Defendant’s plea of res judicata should have been sustained because the Board and District Court of Henderson County had previously denied Rampy’s claim for injuries which occurred on May 31, 1962, and Rampy’s new claim was the identical one previously denied. The time, injury, disability, parties and causes are the same. Rampy’s May 31, 1962 injury was in issue before the Industrial Accident Board when it made its decision on November 30, 1962 and was also before the District Court of Henderson County when it rendered its judgment. Defendant won a final judgment on the merits and it was a bar to subsequent litigation of the same cause of action between the same parties as to all matters which were litigated or might have been litigated in the first action. Foster v. Wells, 4 Tex. 101 (1849).
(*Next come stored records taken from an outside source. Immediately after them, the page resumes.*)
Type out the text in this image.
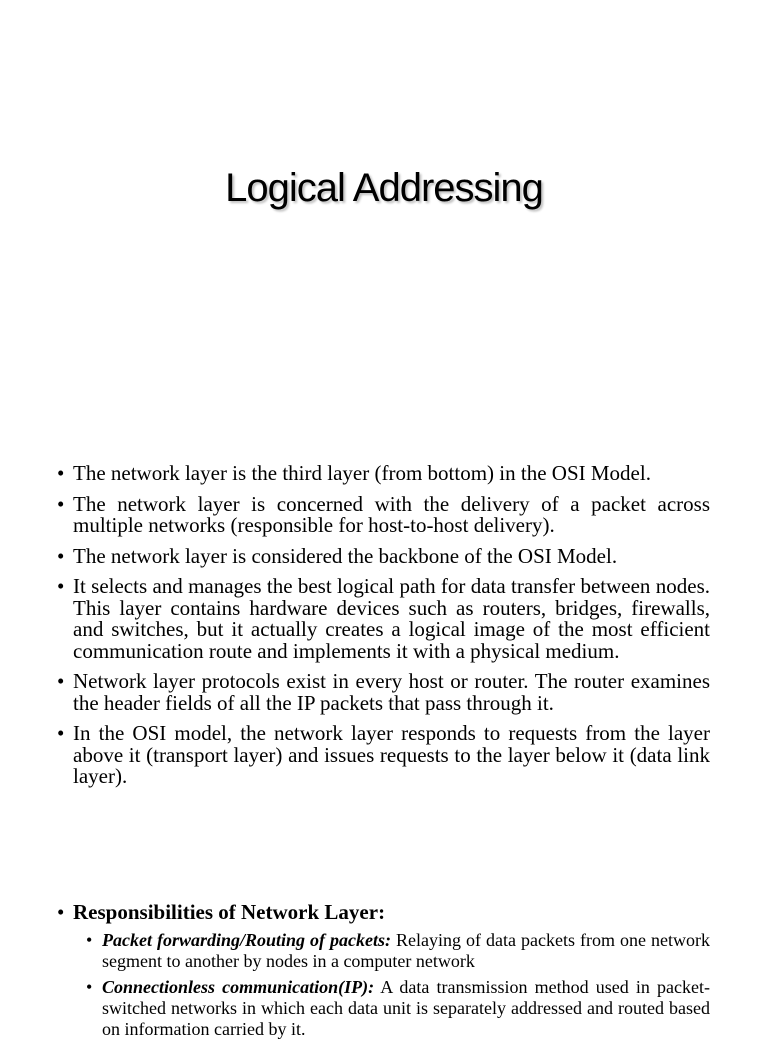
Logical Addressing
• The network layer is the third layer (from bottom) in the OSI Model.
• The network layer is concerned with the delivery of a packet across multiple networks (responsible for host-to-host delivery).
• The network layer is considered the backbone of the OSI Model.
• It selects and manages the best logical path for data transfer between nodes. This layer contains hardware devices such as routers, bridges, firewalls, and switches, but it actually creates a logical image of the most efficient communication route and implements it with a physical medium.
• Network layer protocols exist in every host or router. The router examines the header fields of all the IP packets that pass through it.
• In the OSI model, the network layer responds to requests from the layer above it (transport layer) and issues requests to the layer below it (data link layer).
• Responsibilities of Network Layer:
• Packet forwarding/Routing of packets: Relaying of data packets from one network segment to another by nodes in a computer network
• Connectionless communication(IP): A data transmission method used in packet-switched networks in which each data unit is separately addressed and routed based on information carried by it.
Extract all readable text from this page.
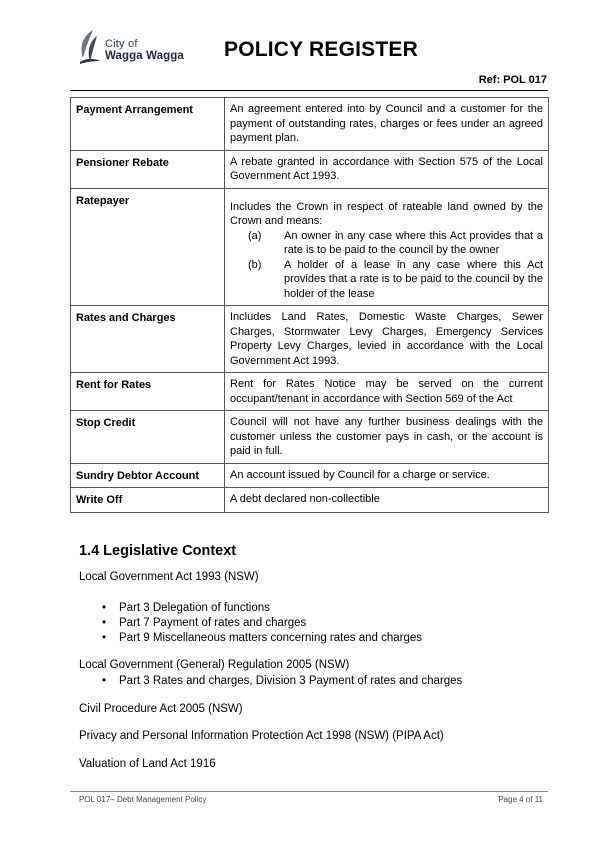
City of
Wagga Wagga POLICY REGISTER
Ref: POL 017
Payment Arrangement	An agreement entered into by Council and a customer for the payment of outstanding rates, charges or fees under an agreed payment plan.
Pensioner Rebate	A rebate granted in accordance with Section 575 of the Local Government Act 1993.
Ratepayer	Includes the Crown in respect of rateable land owned by the Crown and means:
(a) An owner in any case where this Act provides that a rate is to be paid to the council by the owner
(b) A holder of a lease in any case where this Act provides that a rate is to be paid to the council by the holder of the lease

Rates and Charges	Includes Land Rates, Domestic Waste Charges, Sewer Charges, Stormwater Levy Charges, Emergency Services Property Levy Charges, levied in accordance with the Local Government Act 1993.
Rent for Rates	Rent for Rates Notice may be served on the current occupant/tenant in accordance with Section 569 of the Act
Stop Credit	Council will not have any further business dealings with the customer unless the customer pays in cash, or the account is paid in full.
Sundry Debtor Account	An account issued by Council for a charge or service.
Write Off	A debt declared non-collectible
1.4 Legislative Context
Local Government Act 1993 (NSW)
• Part 3 Delegation of functions
• Part 7 Payment of rates and charges
• Part 9 Miscellaneous matters concerning rates and charges
Local Government (General) Regulation 2005 (NSW)
• Part 3 Rates and charges, Division 3 Payment of rates and charges
Civil Procedure Act 2005 (NSW)
Privacy and Personal Information Protection Act 1998 (NSW) (PIPA Act)
Valuation of Land Act 1916
POL 017– Debt Management Policy	Page 4 of 11
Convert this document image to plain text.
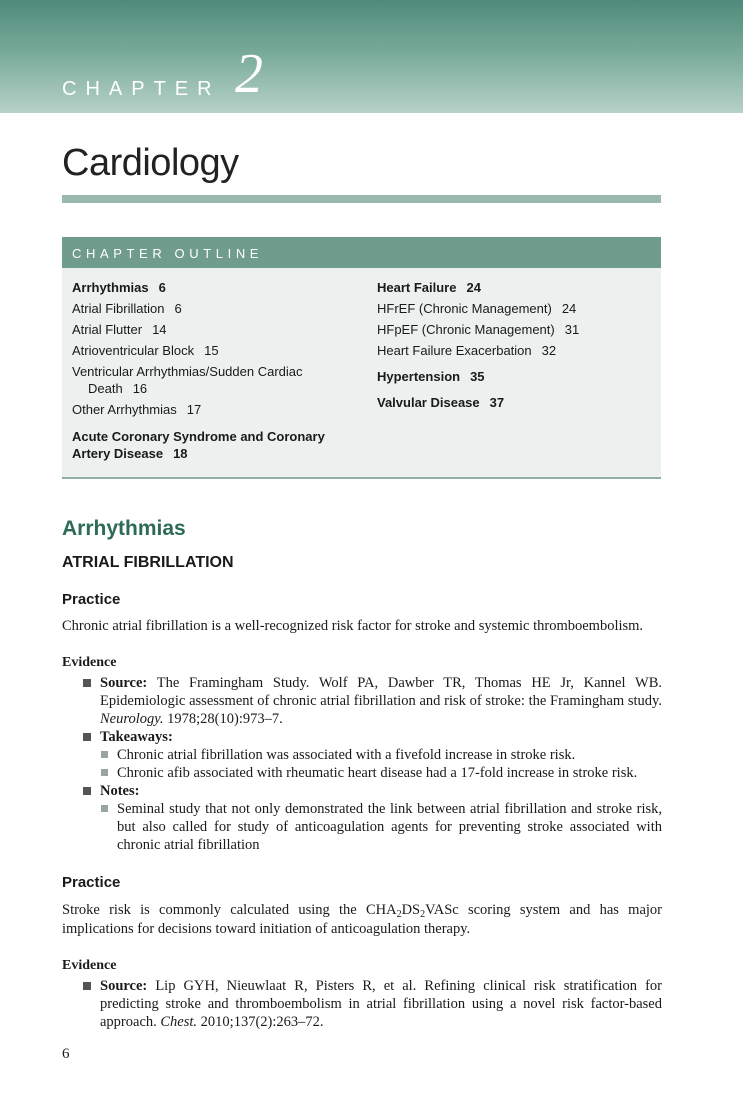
CHAPTER 2
Cardiology
CHAPTER OUTLINE
Arrhythmias 6
Atrial Fibrillation 6
Atrial Flutter 14
Atrioventricular Block 15
Ventricular Arrhythmias/Sudden Cardiac Death 16
Other Arrhythmias 17
Acute Coronary Syndrome and Coronary Artery Disease 18
Heart Failure 24
HFrEF (Chronic Management) 24
HFpEF (Chronic Management) 31
Heart Failure Exacerbation 32
Hypertension 35
Valvular Disease 37
Arrhythmias
ATRIAL FIBRILLATION
Practice
Chronic atrial fibrillation is a well-recognized risk factor for stroke and systemic thromboembolism.
Evidence
Source: The Framingham Study. Wolf PA, Dawber TR, Thomas HE Jr, Kannel WB. Epidemiologic assessment of chronic atrial fibrillation and risk of stroke: the Framingham study. Neurology. 1978;28(10):973–7.
Takeaways:
Chronic atrial fibrillation was associated with a fivefold increase in stroke risk.
Chronic afib associated with rheumatic heart disease had a 17-fold increase in stroke risk.
Notes:
Seminal study that not only demonstrated the link between atrial fibrillation and stroke risk, but also called for study of anticoagulation agents for preventing stroke associated with chronic atrial fibrillation
Practice
Stroke risk is commonly calculated using the $CHA_2DS_2VASc$ scoring system and has major implications for decisions toward initiation of anticoagulation therapy.
Evidence
Source: Lip GYH, Nieuwlaat R, Pisters R, et al. Refining clinical risk stratification for predicting stroke and thromboembolism in atrial fibrillation using a novel risk factor-based approach. Chest. 2010;137(2):263–72.
6
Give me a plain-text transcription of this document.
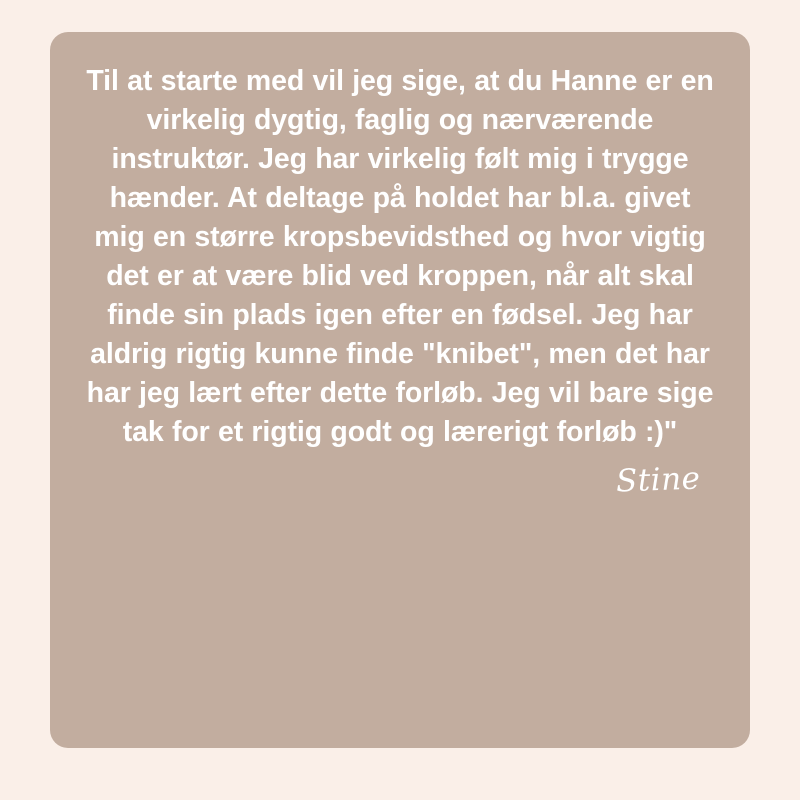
Til at starte med vil jeg sige, at du Hanne er en virkelig dygtig, faglig og nærværende instruktør. Jeg har virkelig følt mig i trygge hænder. At deltage på holdet har bl.a. givet mig en større kropsbevidsthed og hvor vigtig det er at være blid ved kroppen, når alt skal finde sin plads igen efter en fødsel. Jeg har aldrig rigtig kunne finde "knibet", men det har har jeg lært efter dette forløb. Jeg vil bare sige tak for et rigtig godt og lærerigt forløb :)"

Stine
If, as Rampy argues, the prior Board order and the judgment passed upon the first and second heat strokes but not the one that occurred on May 31, 1962; the prior judgment is still a bar. Ocean Accident & Guarantee Corporation v. Pruitt, 58 S.W.2d 41 (Tex.Com.App.1933) presented a similar situation. Pruitt suffered a heat stroke on August 29, 1928 in Harrison County. Two days later he had another stroke in Marion County. On September 5, he returned to work and worked all day. The next day he died. The claimants contended that the Board, in its denial of compensation, passed only upon the claim arising out of the first *352 stroke in Harrison County and began anew with the Board by filing notice of injury for the stroke which occurred in Marion County, the last one. The court held that the Board’s decision on the claim arising out of the first stroke was a bar to the one that occurred two days later, saying:
’* * * This is because the decision of a court of competent jurisdiction is conclusive, not only as to the subject-matter determined, but as to every other matter which the parties might have litigated in the case, and which they might have decided. In other words, the plea of res judicata applies not only to points upon which the court was actually required to pronounce judgment, but to every point which properly belonged to the subject of litigation, and which the parties, by exercising reasonable diligence, might have brought forward at the time. * * * It is clear that the board, as shown above, had potential jurisdiction of this entire matter, and had jurisdiction when it made its original order or award denying compensation to these claimants to have considered the cause of death and made an award based thereon, regardless of which injury produced it. It is further the rule that the final award of the board unappealed is entitled to the same faith and credit as a judgment of a court. There is therefore no escape from the conclusion that the award of November 14, 1928, made by the Accident Board denying these claimants compensation from this insurer on account of the death of Frank Pruitt was and is res judicata of this entire suit.’
The judgment of the District Court of Henderson County was a denial of Rampy’s claims for compensation arising out of all three heat episodes and was a bar to this action. The judgments of the trial court and the Court of Civil Appeals are reversed and judgment is rendered that Elma B. Rampy take nothing.